Here’s an example of what an SPI0 overlay might look like in device tree source (DTS) format:

/dts-v1/;
/plugin/;

/ {
    compatible = "rockchip,rk3588";

    fragment@0 {
        target = <&spi0>;
        __overlay__ {
            status = "okay";

            spidev0: spidev@0 {
                compatible = "spidev";
                reg = <0>;
                spi-max-frequency = <1000000>;
            };
        };
    };

    fragment@1 {
        target = <&gpio0>;
        __overlay__ {
            spi0_pins: spi0_pins {
                rockchip,pins = <
                    RK_PB4 RK_FUNC_1 &pinctrl0
                    RK_PB5 RK_FUNC_1 &pinctrl0
                    RK_PB6 RK_FUNC_1 &pinctrl0
                    RK_PB7 RK_FUNC_1 &pinctrl0
                >;
            };
        };
    };
};

This overlay does the following:

• Enables SPI0: Sets the status of the spi0 node to "okay".
• Creates a spidev Node: Creates a spidev0 node, which allows you to access SPI0 as a character device (e.g., /dev/spidev0.0).
• Configures GPIO Pins: Configures the GPIO pins for SPI0 (MOSI, MISO, SCLK, and CS).

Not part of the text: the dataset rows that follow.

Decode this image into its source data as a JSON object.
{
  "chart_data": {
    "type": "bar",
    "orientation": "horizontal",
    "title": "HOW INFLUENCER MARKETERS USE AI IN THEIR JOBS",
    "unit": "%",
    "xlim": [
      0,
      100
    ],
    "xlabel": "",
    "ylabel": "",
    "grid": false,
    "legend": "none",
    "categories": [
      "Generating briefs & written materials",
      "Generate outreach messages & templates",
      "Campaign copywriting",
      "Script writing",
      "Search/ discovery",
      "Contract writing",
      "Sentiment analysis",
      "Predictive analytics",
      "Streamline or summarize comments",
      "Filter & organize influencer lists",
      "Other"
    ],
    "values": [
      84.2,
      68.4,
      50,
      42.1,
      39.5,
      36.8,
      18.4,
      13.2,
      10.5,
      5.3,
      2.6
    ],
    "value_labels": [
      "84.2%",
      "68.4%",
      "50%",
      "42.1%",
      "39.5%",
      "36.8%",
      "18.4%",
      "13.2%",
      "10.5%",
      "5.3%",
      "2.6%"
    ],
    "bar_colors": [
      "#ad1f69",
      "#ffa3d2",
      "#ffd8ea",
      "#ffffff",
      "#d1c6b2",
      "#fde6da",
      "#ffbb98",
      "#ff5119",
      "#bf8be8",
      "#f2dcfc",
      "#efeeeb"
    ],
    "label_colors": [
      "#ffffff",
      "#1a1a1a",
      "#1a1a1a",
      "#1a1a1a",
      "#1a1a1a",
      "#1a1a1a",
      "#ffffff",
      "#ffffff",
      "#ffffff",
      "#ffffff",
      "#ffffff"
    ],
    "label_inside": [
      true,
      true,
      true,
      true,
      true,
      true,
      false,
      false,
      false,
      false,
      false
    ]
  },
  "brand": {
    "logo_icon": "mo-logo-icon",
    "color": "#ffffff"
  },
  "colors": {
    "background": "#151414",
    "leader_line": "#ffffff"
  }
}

Note: The exact pin configuration may vary depending on your specific hardware setup.

Compiling the Overlay

If you need to compile the overlay from a .dts file, you can use the dtc command:

dtc -I dts -O dtbo -@ spi0-overlay.dts -o spi0-overlay.dtbo

This command compiles spi0-overlay.dts into spi0-overlay.dtbo.

Conclusion

Enabling SPI0 on Ubuntu 24 for the Orange Pi 5 Plus involves configuring the kernel, modifying the U-Boot environment, and verifying the SPI device. By following these steps, you should be able to successfully activate SPI0 and integrate your SPI-based modules, such as TPM2.0. Remember to double-check your configurations and troubleshoot any issues that arise. Happy hacking, and have a great time integrating the TPM2.0 module into your Orange Pi 5 Plus!